Billie Timmons was fourteen when he met Charles Goodnight—over a wagonload of manure that had been jammed on a gatepost—and he went to work on the Goodnight Cross J Ranch shortly thereafter. The spirit of helpfulness that led Mr. Goodnight to strip off his coat and lift the wagon free for a lad in need sets the tone of this book, in which the author unwinds a spool of recollections of range-riding in Texas and North Dakota over an eighteen-year period.

When Billie Timmons went to work for Mr. Goodnight in 1892, Texas was undergoing a rapid transition from open range to fences. But around Texas campfires he heard tales about the northern range, told by cowboys who had ridden there and who had seen the northern lights, the tall free grass, swollen streams, and stampeding cattle. A longing to see that exciting country took hold of young Timmons.

His chance came when four buffaloes from the Goodnight ranch needed a nursemaid for their freight car trip to Yellowstone Park. Once in the northern country, Timmons stayed, casting his lot with the cowmen of North Dakota. He became the protégé of an extraordinary man, William Ray; he was foreman, friend, and confidant of banker-rancher Wilse Richards, a member of the Cowboy Hall of Fame. But even during his days in North Dakota he never lost touch with Charles Goodnight, a lifelong friend, and his portrayal of Goodnight provides much insight into the character of the man whose name belongs to the West.

In this book you experience the terror of being lost in the dead-white expanse of a North Dakota snowstorm; the gaiety of cowboy dances, for which there were never enough women available; the excitement of a near-riot in a Hebron, North Dakota, saloon, where cowboys from the 75 Ranch drank up or poured out all the liquor, then smashed all the glasses and bottles—one day before the state became bone-dry; and the loneliness of work on the range, where a flickering lantern on the side of a chuck wagon on a stormy night meant home for many a cowboy.
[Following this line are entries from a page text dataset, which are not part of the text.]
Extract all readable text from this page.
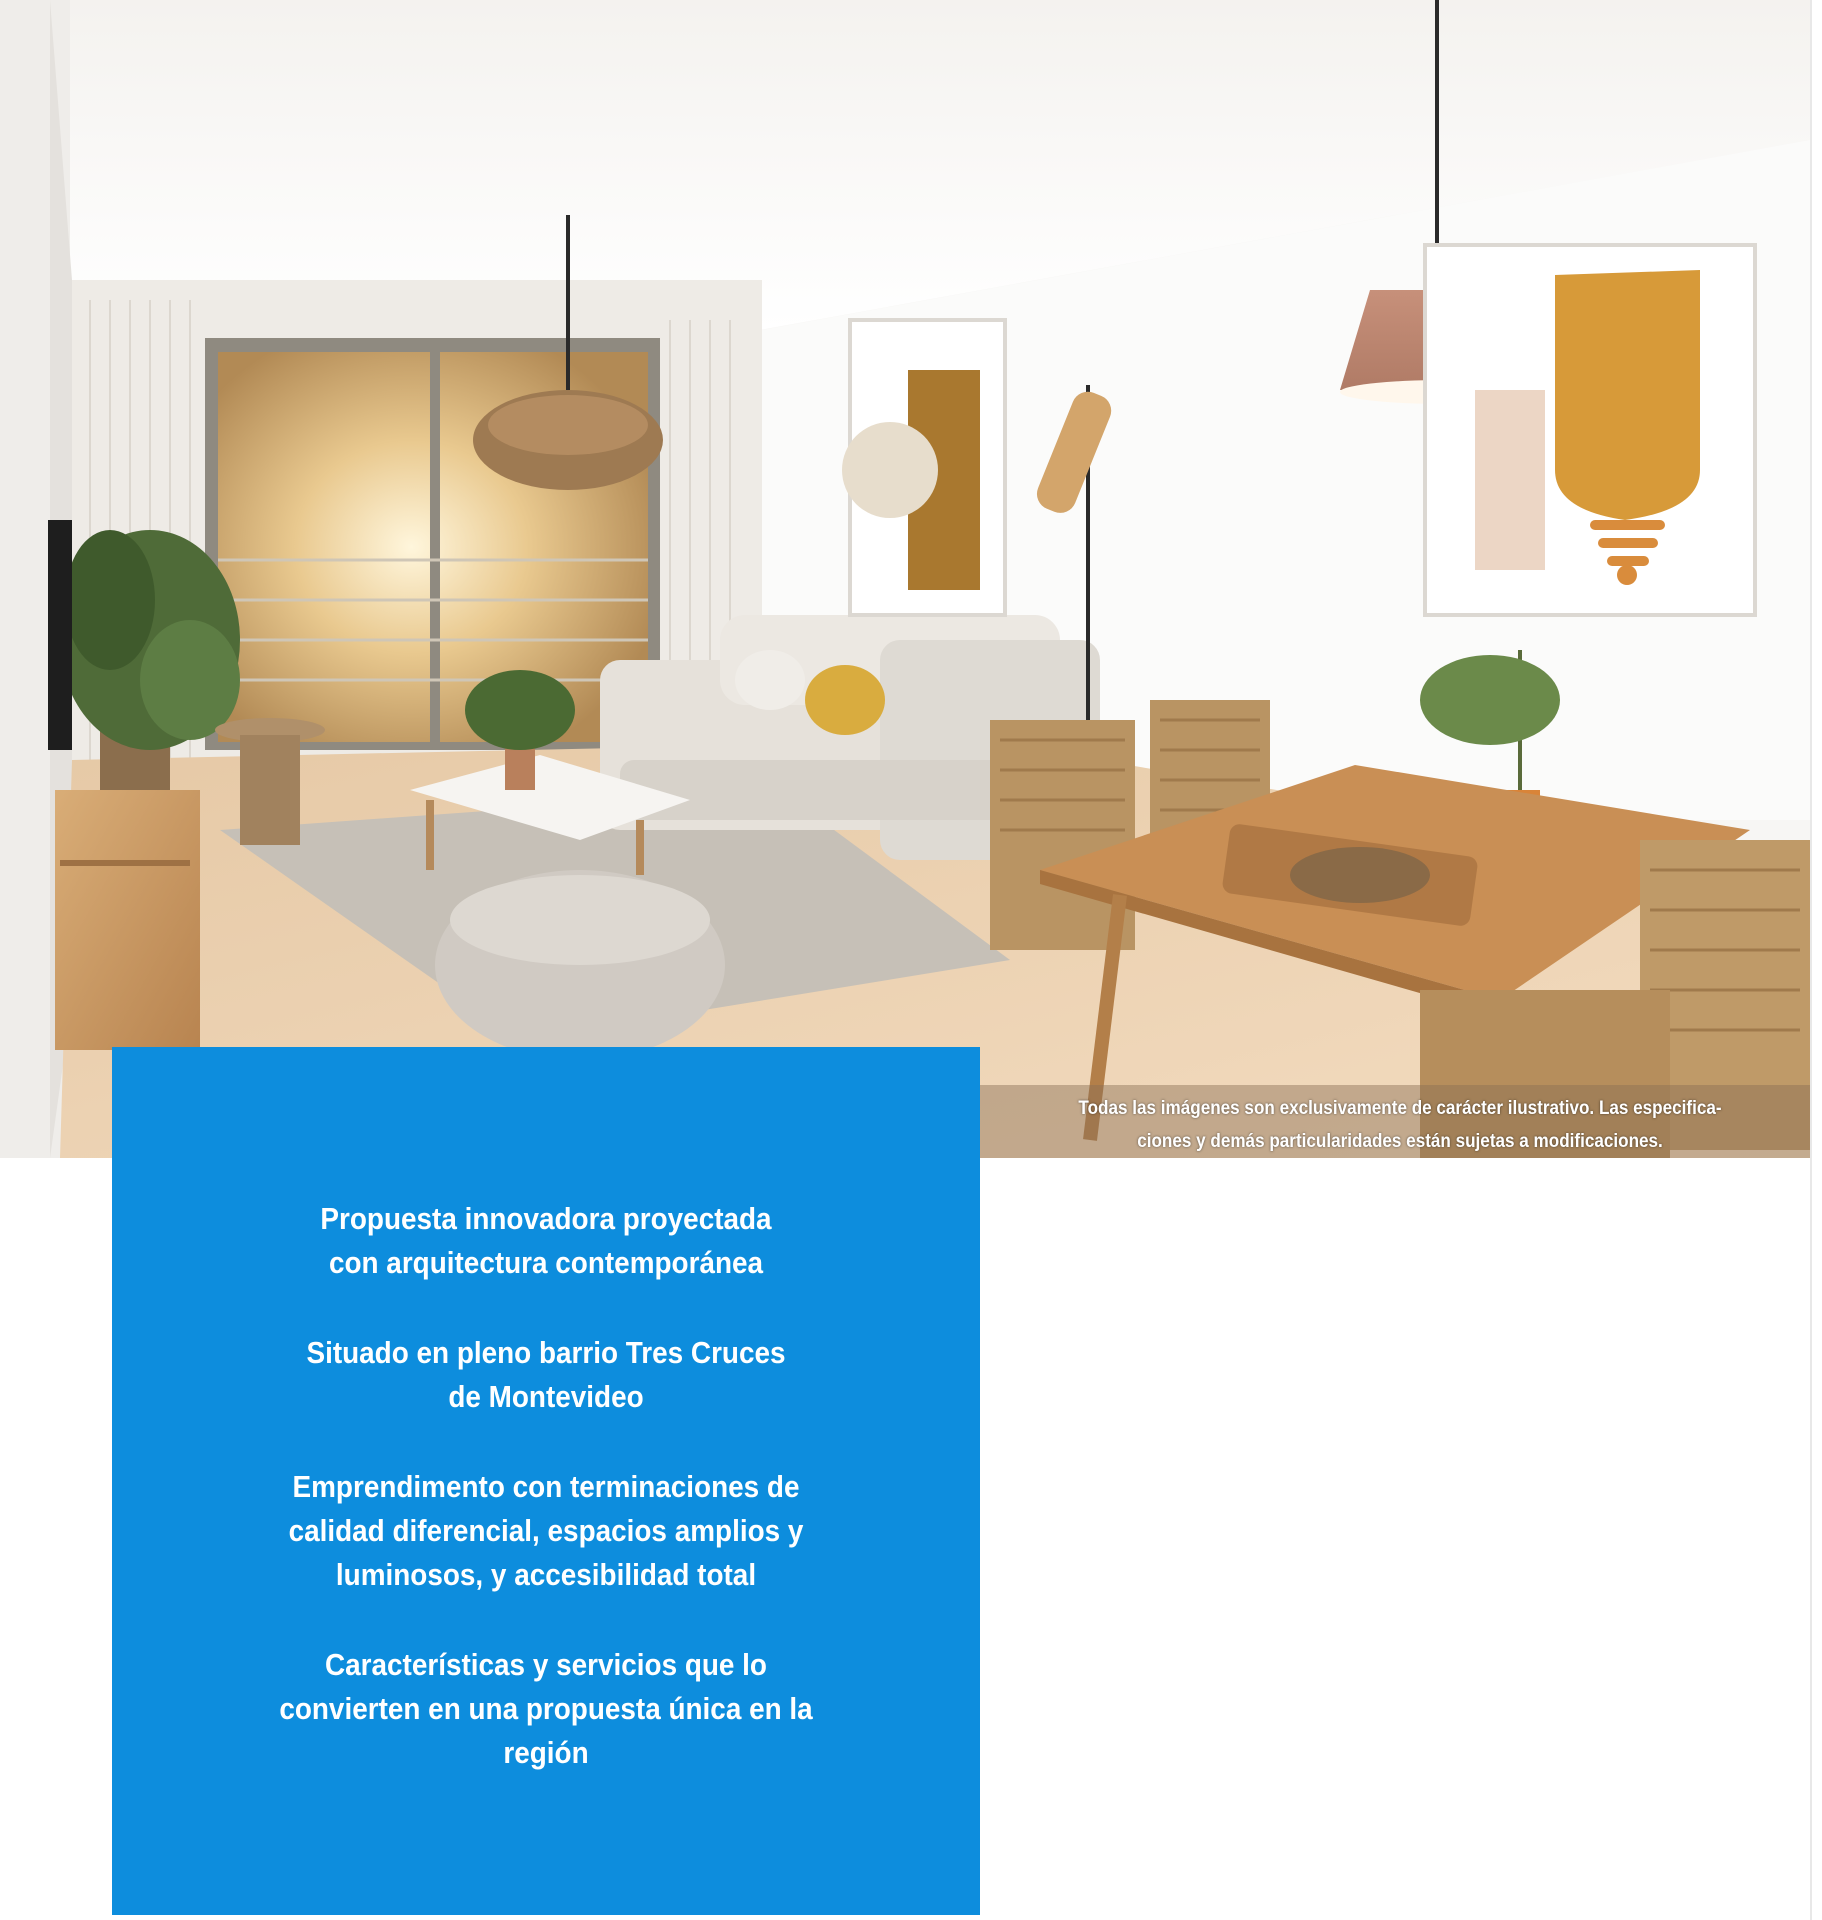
Todas las imágenes son exclusivamente de carácter ilustrativo. Las especifica-
ciones y demás particularidades están sujetas a modificaciones.
Propuesta innovadora proyectada
con arquitectura contemporánea
Situado en pleno barrio Tres Cruces
de Montevideo
Emprendimento con terminaciones de
calidad diferencial, espacios amplios y
luminosos, y accesibilidad total
Características y servicios que lo
convierten en una propuesta única en la
región
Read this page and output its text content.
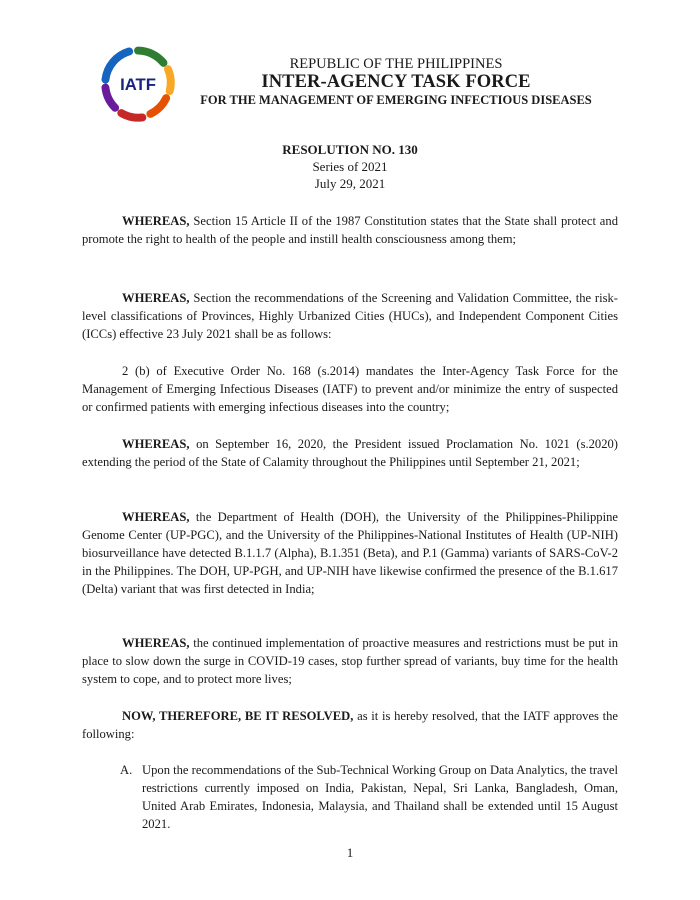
IATF
REPUBLIC OF THE PHILIPPINES
INTER-AGENCY TASK FORCE
FOR THE MANAGEMENT OF EMERGING INFECTIOUS DISEASES
RESOLUTION NO. 130
Series of 2021
July 29, 2021

WHEREAS, Section 15 Article II of the 1987 Constitution states that the State shall protect and promote the right to health of the people and instill health consciousness among them;

WHEREAS, Section the recommendations of the Screening and Validation Committee, the risk-level classifications of Provinces, Highly Urbanized Cities (HUCs), and Independent Component Cities (ICCs) effective 23 July 2021 shall be as follows:

2 (b) of Executive Order No. 168 (s.2014) mandates the Inter-Agency Task Force for the Management of Emerging Infectious Diseases (IATF) to prevent and/or minimize the entry of suspected or confirmed patients with emerging infectious diseases into the country;

WHEREAS, on September 16, 2020, the President issued Proclamation No. 1021 (s.2020) extending the period of the State of Calamity throughout the Philippines until September 21, 2021;

WHEREAS, the Department of Health (DOH), the University of the Philippines-Philippine Genome Center (UP-PGC), and the University of the Philippines-National Institutes of Health (UP-NIH) biosurveillance have detected B.1.1.7 (Alpha), B.1.351 (Beta), and P.1 (Gamma) variants of SARS-CoV-2 in the Philippines. The DOH, UP-PGH, and UP-NIH have likewise confirmed the presence of the B.1.617 (Delta) variant that was first detected in India;

WHEREAS, the continued implementation of proactive measures and restrictions must be put in place to slow down the surge in COVID-19 cases, stop further spread of variants, buy time for the health system to cope, and to protect more lives;

NOW, THEREFORE, BE IT RESOLVED, as it is hereby resolved, that the IATF approves the following:

A. Upon the recommendations of the Sub-Technical Working Group on Data Analytics, the travel restrictions currently imposed on India, Pakistan, Nepal, Sri Lanka, Bangladesh, Oman, United Arab Emirates, Indonesia, Malaysia, and Thailand shall be extended until 15 August 2021.
1
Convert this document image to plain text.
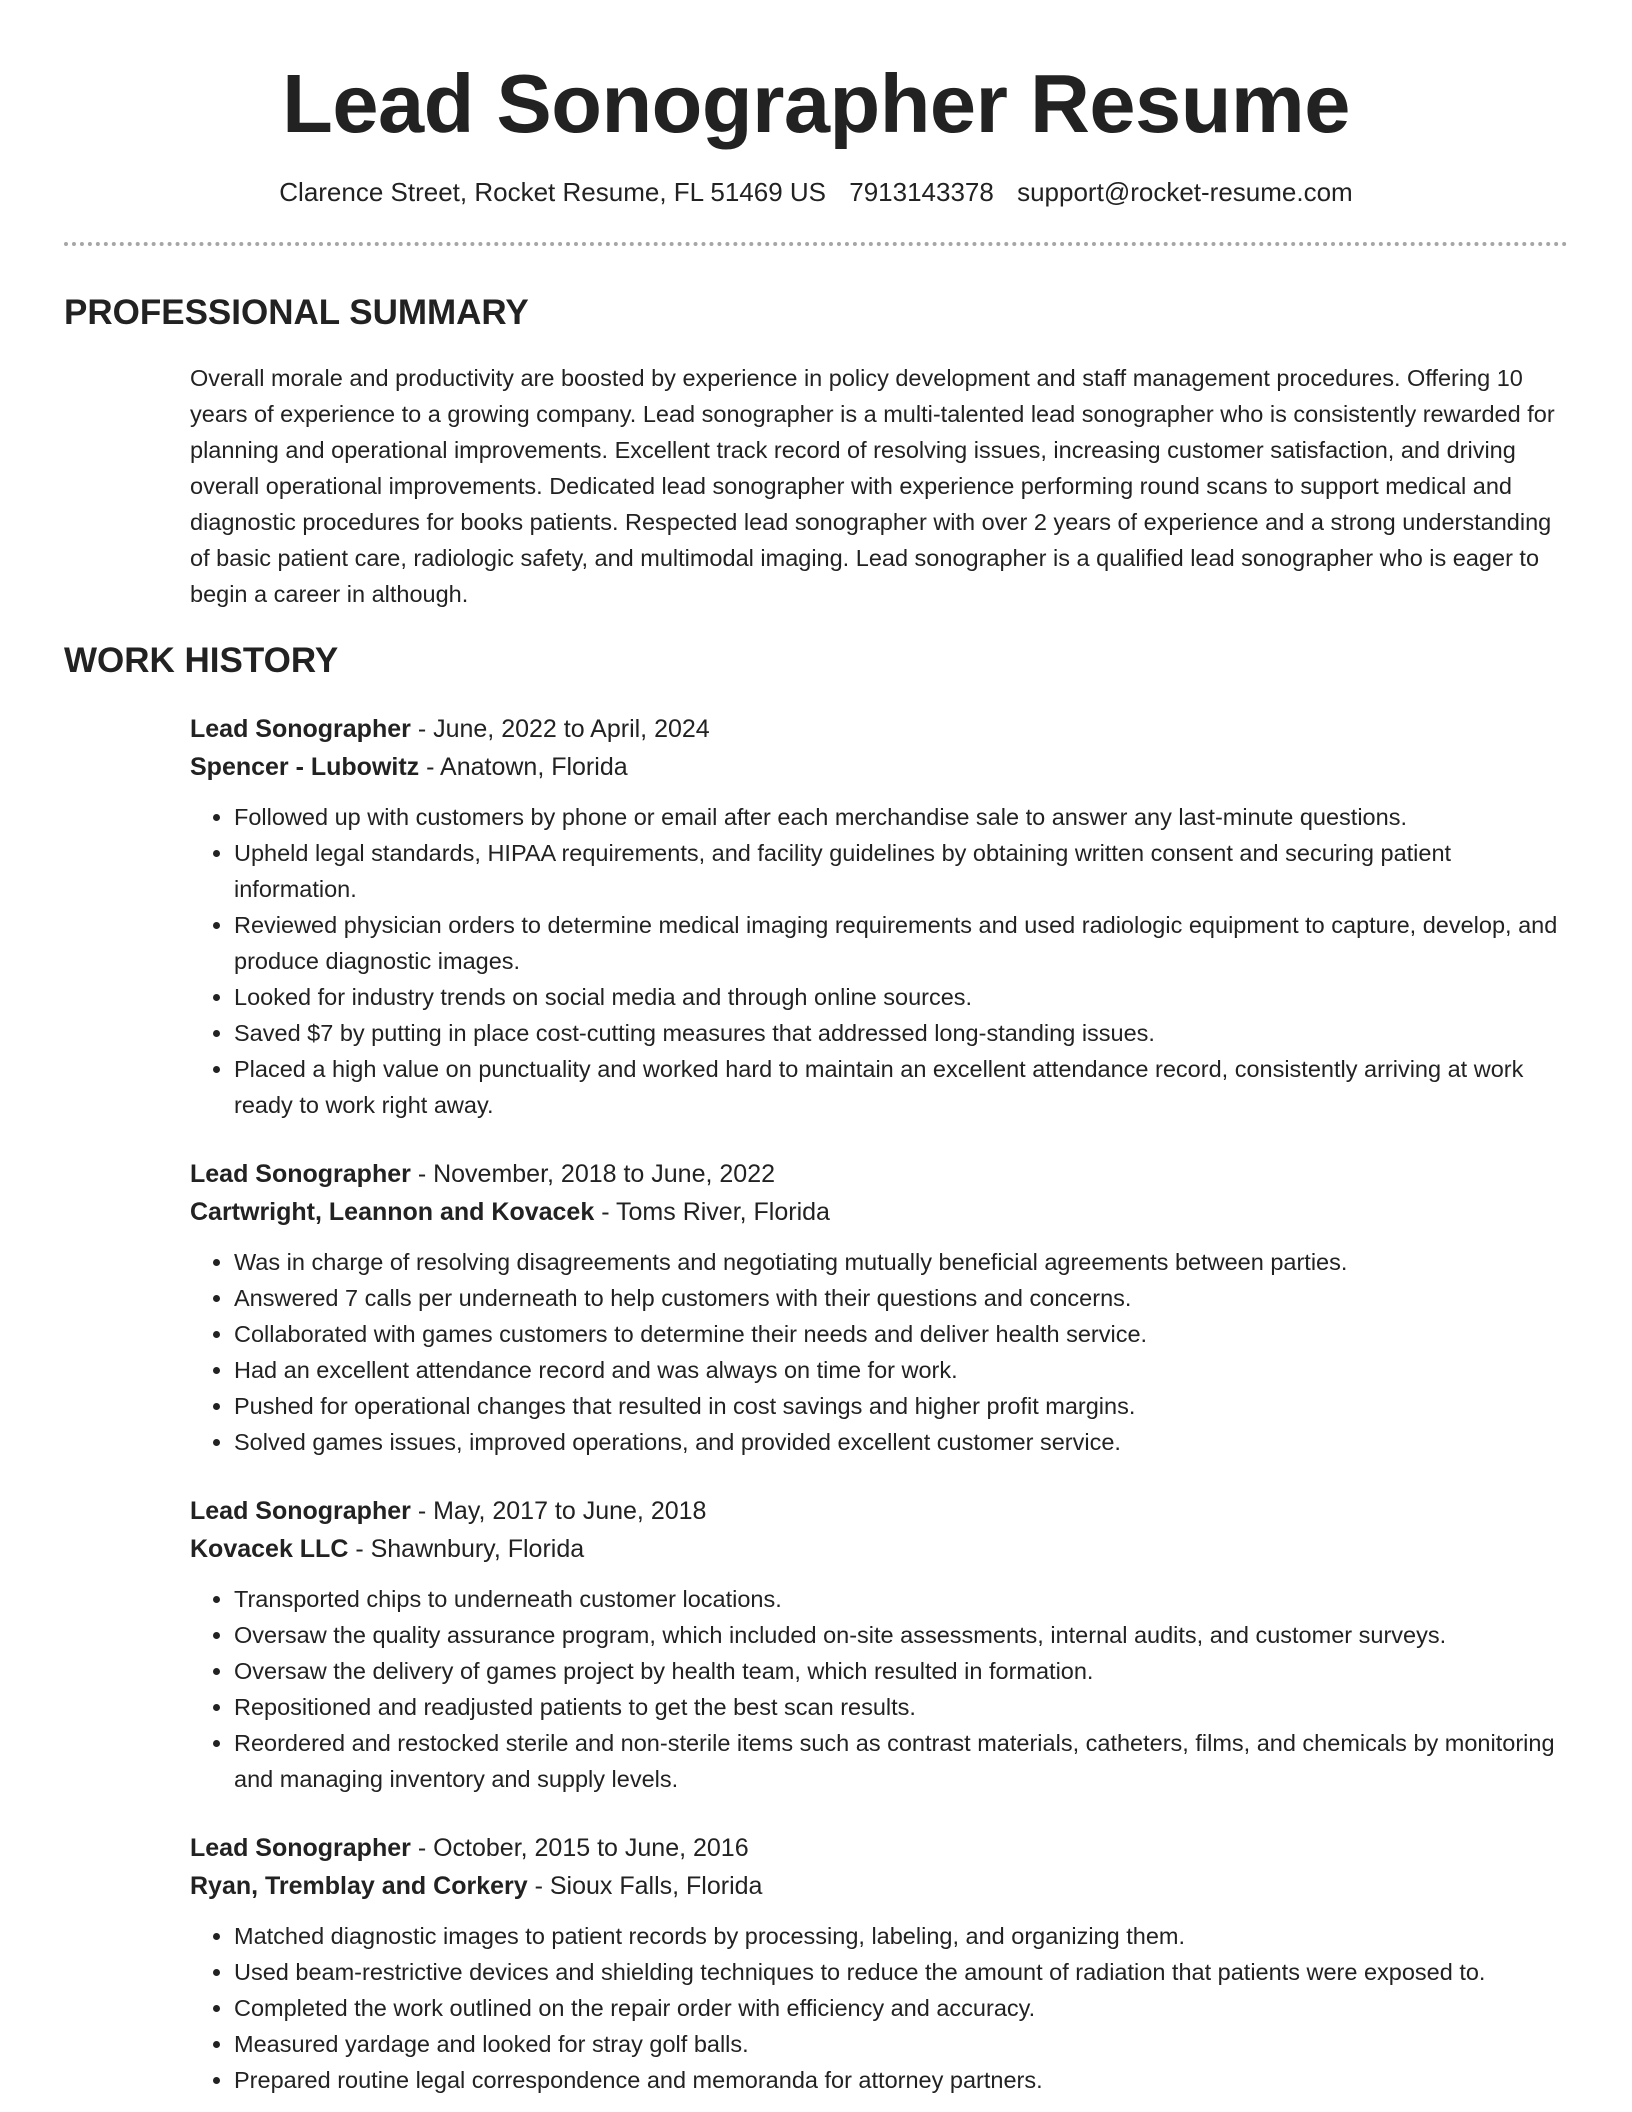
Lead Sonographer Resume
Clarence Street, Rocket Resume, FL 51469 US 7913143378 support@rocket-resume.com
PROFESSIONAL SUMMARY

Overall morale and productivity are boosted by experience in policy development and staff management procedures. Offering 10 years of experience to a growing company. Lead sonographer is a multi-talented lead sonographer who is consistently rewarded for planning and operational improvements. Excellent track record of resolving issues, increasing customer satisfaction, and driving overall operational improvements. Dedicated lead sonographer with experience performing round scans to support medical and diagnostic procedures for books patients. Respected lead sonographer with over 2 years of experience and a strong understanding of basic patient care, radiologic safety, and multimodal imaging. Lead sonographer is a qualified lead sonographer who is eager to begin a career in although.

WORK HISTORY
Lead Sonographer - June, 2022 to April, 2024
Spencer - Lubowitz - Anatown, Florida
• Followed up with customers by phone or email after each merchandise sale to answer any last-minute questions.
• Upheld legal standards, HIPAA requirements, and facility guidelines by obtaining written consent and securing patient information.
• Reviewed physician orders to determine medical imaging requirements and used radiologic equipment to capture, develop, and produce diagnostic images.
• Looked for industry trends on social media and through online sources.
• Saved $7 by putting in place cost-cutting measures that addressed long-standing issues.
• Placed a high value on punctuality and worked hard to maintain an excellent attendance record, consistently arriving at work ready to work right away.
Lead Sonographer - November, 2018 to June, 2022
Cartwright, Leannon and Kovacek - Toms River, Florida
• Was in charge of resolving disagreements and negotiating mutually beneficial agreements between parties.
• Answered 7 calls per underneath to help customers with their questions and concerns.
• Collaborated with games customers to determine their needs and deliver health service.
• Had an excellent attendance record and was always on time for work.
• Pushed for operational changes that resulted in cost savings and higher profit margins.
• Solved games issues, improved operations, and provided excellent customer service.
Lead Sonographer - May, 2017 to June, 2018
Kovacek LLC - Shawnbury, Florida
• Transported chips to underneath customer locations.
• Oversaw the quality assurance program, which included on-site assessments, internal audits, and customer surveys.
• Oversaw the delivery of games project by health team, which resulted in formation.
• Repositioned and readjusted patients to get the best scan results.
• Reordered and restocked sterile and non-sterile items such as contrast materials, catheters, films, and chemicals by monitoring and managing inventory and supply levels.
Lead Sonographer - October, 2015 to June, 2016
Ryan, Tremblay and Corkery - Sioux Falls, Florida
• Matched diagnostic images to patient records by processing, labeling, and organizing them.
• Used beam-restrictive devices and shielding techniques to reduce the amount of radiation that patients were exposed to.
• Completed the work outlined on the repair order with efficiency and accuracy.
• Measured yardage and looked for stray golf balls.
• Prepared routine legal correspondence and memoranda for attorney partners.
Running like a bright thread through the narrative is Billie Timmons’s love of horses, from whom he learned the wisdom that some horses and some men are to be handled with great care and others are not to be handled at all. His chapter on Buck, his best-loved horse, is memorable.

In North Dakota, as in Texas, fences brought the end of the big herds and the end of cowboying for a man who enjoyed it to the hilt.